Aqui nos aproximamos de uma possível resposta a questão que ficou em aberto até agora: “o que” compartilha e até predomina enquanto causa efficiens, na constituição de um “dar-se da informática”? Não sendo a pessoa que detém plenos poderes no exercício desta responsabilidade, este algo mais, deve ser assumido pelas demais causas. Considerando que a teoria aristotélica das quatro causas, conforme interpretada por Heidegger, permanece válida na abordagem da técnica, só nos resta conceder as demais causas uma co-responsabilidade diferenciada e superior à causa efficiens.

Na constituição de um “dar-se da informática”, o computador, como causa formalis, aporta mais do que simples forma. A linguagem e a configuração técnica do computador, podem ser responsabilizadas pela arregimentação dos demais elementos, inclusive a pessoa. Ela não só deve conhecer esta linguagem, mas conformar o seu pensar a ela. A “racionalidade” programada nos circuitos, nas estruturas de dados simbólicos e nos programas do computador do computador deve ser apropriada pela pessoa que dele quer fazer qualquer uso. Esta apropriação pode ter sérias consequências para liberdade da razão humana.

O reflexo da pessoa e do contexto imediato, enquanto causa materialis, deve se conformar às “disposições e dispositivos” do computador. Por conseguinte, se estabelece não mais em sua pureza diretamente visível, mas através de um reflexo que doravante orienta os resultados informacionais e comunicacionais a serem obtidos pela constituição de um “dar-se da informática”.

O problema, iluminado pelo meio como causa finalis, se define enquanto tal pelas propriedades que adquire em sua formatação informacional e comunicacional. O “discurso do método informacional” ganha seu lugar privilegiado na ciência, orientando toda e qualquer disciplina segundo uma abordagem única. O sonho do método universal parece ter se materializado, ou melhor dizendo ter se “maquinado”. A “maquina universal”, cristalização do “método universal”, doravante guia a constituição de um qualquer “dar-se da informática”, assumindo parte do papel da causa efficiens.
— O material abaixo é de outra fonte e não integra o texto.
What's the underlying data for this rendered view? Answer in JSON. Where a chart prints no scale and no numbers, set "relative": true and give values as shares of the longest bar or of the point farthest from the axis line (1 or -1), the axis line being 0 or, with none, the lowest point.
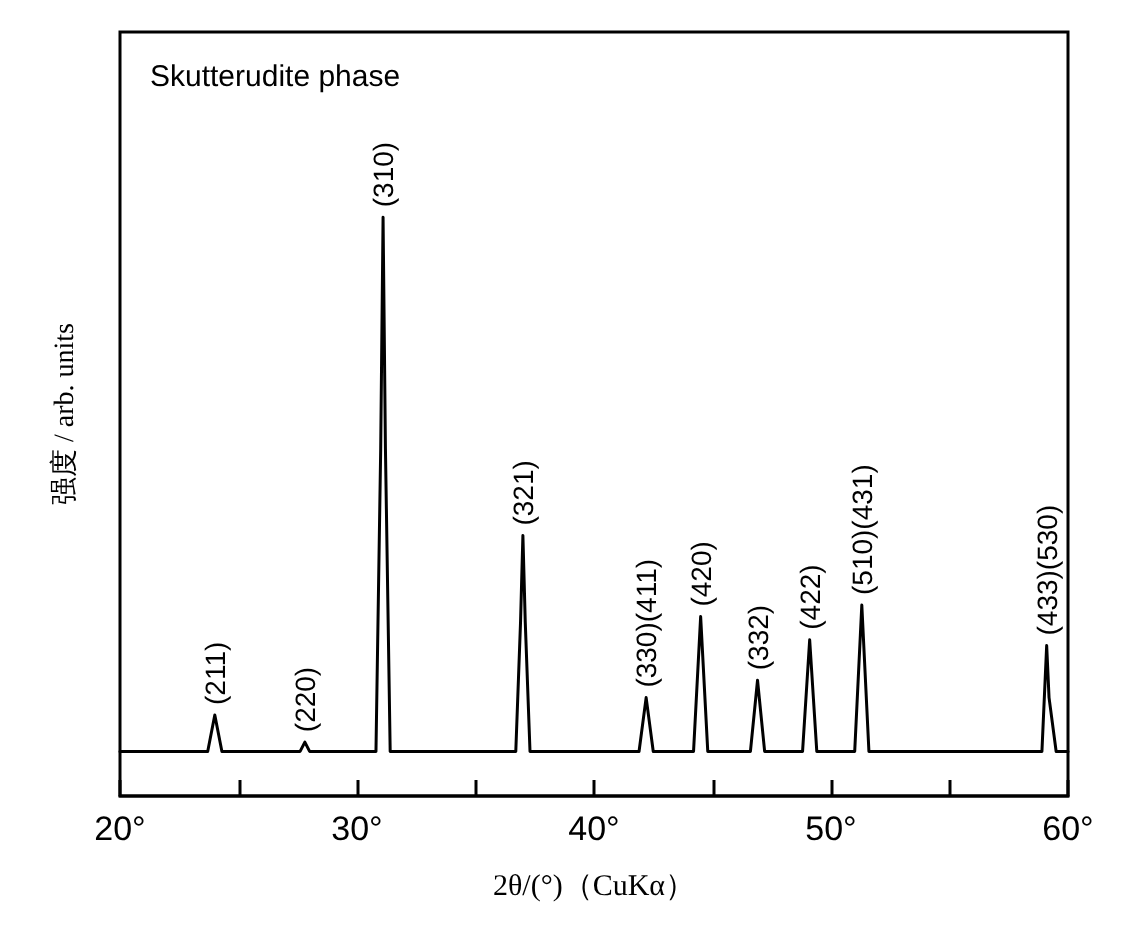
{
  "chart_data": {
    "type": "line",
    "title": "Skutterudite phase",
    "xlabel": "2θ/(°)（CuKα）",
    "ylabel": "强度 / arb. units",
    "relative": true,
    "color": "#000000",
    "x": [
      20,
      23.7,
      24.0,
      24.3,
      27.6,
      27.8,
      28.0,
      30.8,
      31.0,
      31.1,
      31.2,
      31.4,
      36.7,
      36.9,
      37.0,
      37.1,
      37.3,
      41.9,
      42.2,
      42.5,
      44.2,
      44.5,
      44.8,
      46.6,
      46.9,
      47.2,
      48.8,
      49.1,
      49.4,
      51.0,
      51.3,
      51.6,
      58.9,
      59.1,
      59.2,
      59.5,
      60
    ],
    "values": [
      0.077,
      0.077,
      0.14,
      0.077,
      0.077,
      0.093,
      0.077,
      0.077,
      0.6,
      1.0,
      0.6,
      0.077,
      0.077,
      0.3,
      0.45,
      0.3,
      0.077,
      0.077,
      0.17,
      0.077,
      0.077,
      0.31,
      0.077,
      0.077,
      0.2,
      0.077,
      0.077,
      0.27,
      0.077,
      0.077,
      0.33,
      0.077,
      0.077,
      0.26,
      0.17,
      0.077,
      0.077
    ],
    "xlim": [
      20,
      60
    ],
    "xticks": [
      {
        "value": 20,
        "label": "20°"
      },
      {
        "value": 25,
        "label": null
      },
      {
        "value": 30,
        "label": "30°"
      },
      {
        "value": 35,
        "label": null
      },
      {
        "value": 40,
        "label": "40°"
      },
      {
        "value": 45,
        "label": null
      },
      {
        "value": 50,
        "label": "50°"
      },
      {
        "value": 55,
        "label": null
      },
      {
        "value": 60,
        "label": "60°"
      }
    ],
    "annotations": [
      {
        "text": "(211)",
        "x": 24.0,
        "y": 0.14
      },
      {
        "text": "(220)",
        "x": 27.8,
        "y": 0.093
      },
      {
        "text": "(310)",
        "x": 31.1,
        "y": 1.0
      },
      {
        "text": "(321)",
        "x": 37.0,
        "y": 0.45
      },
      {
        "text": "(330)(411)",
        "x": 42.2,
        "y": 0.17
      },
      {
        "text": "(420)",
        "x": 44.5,
        "y": 0.31
      },
      {
        "text": "(332)",
        "x": 46.9,
        "y": 0.2
      },
      {
        "text": "(422)",
        "x": 49.1,
        "y": 0.27
      },
      {
        "text": "(510)(431)",
        "x": 51.3,
        "y": 0.33
      },
      {
        "text": "(433)(530)",
        "x": 59.1,
        "y": 0.26
      }
    ],
    "marker": "none",
    "line_style": "solid"
  }
}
Sob a luz do meio técnico-científico-informacional as causas aristotélicas se reconfiguraram. A metafísica de uma época define e conforma as causas em sua conjunção, ou nos termos propostos por Heidegger, os modos, solidários entre si, do “ato do qual se responde”. Não temos uma potencialização do ser humano como apregoam os entusiastas da informatização, mas uma despontencialização. A reflexão sobre esta despontencialização carece de ser feita com a máxima urgência. As gerações que se desenvolvem sob esta despontencialização podem estar diante de uma perda lamentável, sua essência humana, ou sua alma. Mas isto é o objeto de nossa conclusão, que não devemos antecipar.